La renommée des vertus du père Paul, l'estime qu'on avait pour lui, allaient toujours croissant; ses fatigues, le nombre de ses missions et de ses voyages, croissaient aussi dans la même proportion. Il n'y souffrait pas seulement les incommodités auxquelles doit s'attendre un homme qui va nu-pieds et mal vêtu. De fréquents accidents lui en occasionnaient d'autres beaucoup plus sensibles. Voyageant un jour dans la direction de Pitigliano, il s'égara le soir avec son frère dans le bois de la Tomba. C'était l'hiver, et il tombait une forte pluie. La nuit survenant, mouillés comme ils étaient, ils durent s'abriter sous un arbre, à défaut d'autre asile. Cependant le froid augmentant avec la nuit, tout était gelé autour d'eux, et à la fin, leurs cheveux tout imprégnés d'eau se gelèrent aussi. Le jour étant venu, ils se lèvent, souffrant horriblement du froid, comme on l'imagine bien, et pour se réchauffer un peu, ils durent se tenir aux rayons du soleil. Dans cette circonstance, ils furent aperçus et reconnus par un ecclésiastique qui passait par là par hasard et qui leur témoigna toute la compassion dont ils étaient dignes. Il est vrai cependant que plus d'une fois le Seigneur fit des prodiges en faveur de ses fidèles serviteurs et de Paul en particulier. C'est ainsi qu'un jour, il le préserva de la pluie qui dans ce moment tombait partout. Lui seul et ses compagnons n'en furent point mouillés. Ce prodige a été attesté par plusieurs témoins dignes de foi; nous en reparlerons en son lieu.

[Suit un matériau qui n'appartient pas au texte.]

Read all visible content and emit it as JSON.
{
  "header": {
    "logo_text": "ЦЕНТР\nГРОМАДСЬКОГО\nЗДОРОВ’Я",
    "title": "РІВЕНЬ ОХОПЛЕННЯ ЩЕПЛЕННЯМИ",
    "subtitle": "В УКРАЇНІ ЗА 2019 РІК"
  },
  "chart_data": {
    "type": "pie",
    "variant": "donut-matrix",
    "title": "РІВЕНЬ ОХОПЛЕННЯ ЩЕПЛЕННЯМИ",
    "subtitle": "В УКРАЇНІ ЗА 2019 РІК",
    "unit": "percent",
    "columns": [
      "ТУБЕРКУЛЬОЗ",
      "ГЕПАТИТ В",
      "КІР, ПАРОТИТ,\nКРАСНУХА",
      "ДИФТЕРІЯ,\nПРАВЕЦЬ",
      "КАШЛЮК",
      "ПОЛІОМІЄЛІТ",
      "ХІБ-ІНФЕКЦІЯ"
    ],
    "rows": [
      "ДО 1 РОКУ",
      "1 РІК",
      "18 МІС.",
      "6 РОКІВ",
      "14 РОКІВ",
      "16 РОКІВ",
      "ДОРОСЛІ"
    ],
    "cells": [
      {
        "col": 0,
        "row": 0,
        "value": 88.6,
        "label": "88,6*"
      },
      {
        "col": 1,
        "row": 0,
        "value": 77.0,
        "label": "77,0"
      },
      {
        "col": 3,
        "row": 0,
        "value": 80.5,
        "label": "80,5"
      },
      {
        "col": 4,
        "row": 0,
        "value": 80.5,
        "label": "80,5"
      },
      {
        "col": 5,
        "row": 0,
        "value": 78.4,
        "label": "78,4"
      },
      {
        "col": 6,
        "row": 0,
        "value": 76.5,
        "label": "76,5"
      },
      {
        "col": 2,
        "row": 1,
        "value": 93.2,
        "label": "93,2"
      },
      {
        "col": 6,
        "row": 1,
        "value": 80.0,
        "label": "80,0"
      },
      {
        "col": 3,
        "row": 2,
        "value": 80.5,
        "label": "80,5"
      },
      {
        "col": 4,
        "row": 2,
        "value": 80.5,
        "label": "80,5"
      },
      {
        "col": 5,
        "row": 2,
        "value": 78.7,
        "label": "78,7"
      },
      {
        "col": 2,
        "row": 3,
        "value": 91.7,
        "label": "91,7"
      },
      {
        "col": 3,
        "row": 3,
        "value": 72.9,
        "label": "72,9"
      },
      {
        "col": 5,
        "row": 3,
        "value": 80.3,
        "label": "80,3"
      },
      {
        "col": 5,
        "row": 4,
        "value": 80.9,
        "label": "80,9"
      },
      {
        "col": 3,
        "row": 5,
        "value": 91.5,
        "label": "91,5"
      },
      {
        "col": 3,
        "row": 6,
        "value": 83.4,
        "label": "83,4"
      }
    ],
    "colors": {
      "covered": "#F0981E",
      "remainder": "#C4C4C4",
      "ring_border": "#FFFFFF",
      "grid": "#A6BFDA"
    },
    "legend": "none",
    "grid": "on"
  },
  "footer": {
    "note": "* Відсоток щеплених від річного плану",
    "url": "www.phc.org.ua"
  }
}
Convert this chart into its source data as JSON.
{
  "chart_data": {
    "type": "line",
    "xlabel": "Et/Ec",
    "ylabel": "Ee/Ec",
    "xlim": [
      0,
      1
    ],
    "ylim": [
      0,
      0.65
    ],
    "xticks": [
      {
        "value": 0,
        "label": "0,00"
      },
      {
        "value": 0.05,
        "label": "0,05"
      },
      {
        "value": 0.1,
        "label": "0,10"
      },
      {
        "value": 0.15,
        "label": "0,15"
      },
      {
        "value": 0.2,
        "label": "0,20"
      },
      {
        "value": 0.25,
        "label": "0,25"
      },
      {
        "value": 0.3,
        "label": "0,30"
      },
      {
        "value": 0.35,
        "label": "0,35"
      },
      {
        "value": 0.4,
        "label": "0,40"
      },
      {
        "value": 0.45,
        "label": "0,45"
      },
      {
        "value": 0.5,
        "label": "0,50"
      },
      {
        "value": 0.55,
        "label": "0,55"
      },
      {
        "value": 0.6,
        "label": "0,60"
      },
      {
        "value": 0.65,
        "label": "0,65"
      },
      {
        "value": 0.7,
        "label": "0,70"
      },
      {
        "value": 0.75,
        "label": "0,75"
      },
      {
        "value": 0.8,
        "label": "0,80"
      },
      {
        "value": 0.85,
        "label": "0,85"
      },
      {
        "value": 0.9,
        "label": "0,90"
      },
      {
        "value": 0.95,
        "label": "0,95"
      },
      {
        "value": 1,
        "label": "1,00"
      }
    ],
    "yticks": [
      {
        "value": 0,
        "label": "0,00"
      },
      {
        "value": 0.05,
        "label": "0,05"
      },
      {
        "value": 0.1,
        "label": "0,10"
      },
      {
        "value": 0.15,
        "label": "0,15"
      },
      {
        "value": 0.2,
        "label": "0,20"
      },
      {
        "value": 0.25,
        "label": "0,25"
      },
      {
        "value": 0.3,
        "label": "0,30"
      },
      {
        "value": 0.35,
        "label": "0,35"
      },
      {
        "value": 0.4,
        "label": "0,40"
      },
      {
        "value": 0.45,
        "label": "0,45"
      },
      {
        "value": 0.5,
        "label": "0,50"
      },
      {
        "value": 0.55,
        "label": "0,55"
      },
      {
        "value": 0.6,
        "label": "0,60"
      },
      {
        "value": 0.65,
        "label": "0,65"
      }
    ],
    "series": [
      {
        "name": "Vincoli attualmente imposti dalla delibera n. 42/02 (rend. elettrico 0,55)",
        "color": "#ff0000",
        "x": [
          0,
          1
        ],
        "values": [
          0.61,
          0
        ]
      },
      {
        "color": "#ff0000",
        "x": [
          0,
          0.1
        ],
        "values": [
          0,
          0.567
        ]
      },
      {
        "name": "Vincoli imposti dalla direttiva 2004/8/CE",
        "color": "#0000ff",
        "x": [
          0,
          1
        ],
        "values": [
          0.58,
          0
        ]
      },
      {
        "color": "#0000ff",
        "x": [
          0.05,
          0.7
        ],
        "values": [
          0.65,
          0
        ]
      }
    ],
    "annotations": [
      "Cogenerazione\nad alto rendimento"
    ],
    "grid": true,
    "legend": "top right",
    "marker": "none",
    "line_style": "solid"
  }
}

D'autres fois, pour empêcher que la pauvreté de son vêtement ne fût regardée comme un signe d'extravagance ou de singularité, la divine Bonté faisait quelque prodige en sa faveur devant ceux qui ne le connaissaient pas. C'est ce qui lui arriva dans un voyage qu'il fit pour visiter la Santa Casa de Lorette. Le docteur Gherardini lui avait donné une lettre de recommandation pour dom Pierre Bianchi de Pérouse, qui était son parent. Il le priait d'accueillir charitablement le père Paul et de lui donner l'hospitalité. Dom Pierre, bon ecclésiastique du reste, voyant un homme si mal vêtu, soupçonna que ce pourrait être un vagabond. Après lui avoir donné une réfection fort légère et l'avoir fait manger avec le domestique de la maison, il avait dessein de le mettre dans la chambre à coucher de ce garçon. Mais sa sœur lui fit observer que ce serait manquer d'égards pour leur parent. En conséquence, il se décida à lui donner une chambre dans un appartement supérieur. Voulant cependant s'assurer de lui, il ferma la porte à double tour, prit la clef avec lui, de manière à ce qu'il ne pût sortir. Paul ne fit aucune plainte et ne se montra nullement offensé de ces précautions. Il demanda seulement qu'on voulût bien lui ouvrir de bonne heure, parce qu'il devait continuer son voyage. L'ecclésiastique se mit peu en peine de cette demande; il reposa tranquillement le matin, bien persuadé que le pauvre étranger ne pouvait sortir sans lui. Cependant la sœur va voir si la chambre était ouverte, pour que Paul pût partir. La trouvant fermée, elle va faire des reproches à son frère de ce qu'il le tenait enfermé si longtemps. Il lui répondit : « Mais, ne savez-vous donc pas ce qui peut arriver ? » En même temps il lui remit la clef et lui dit d'ouvrir. Mais cette dame étant arrivée à la chambre et en ayant ouvert la porte, vit, à sa grande surprise, que Paul n'y était plus. Il en avait été emporté sans doute par la main du Seigneur qui sait, quand il lui plaît, opérer des choses admirables.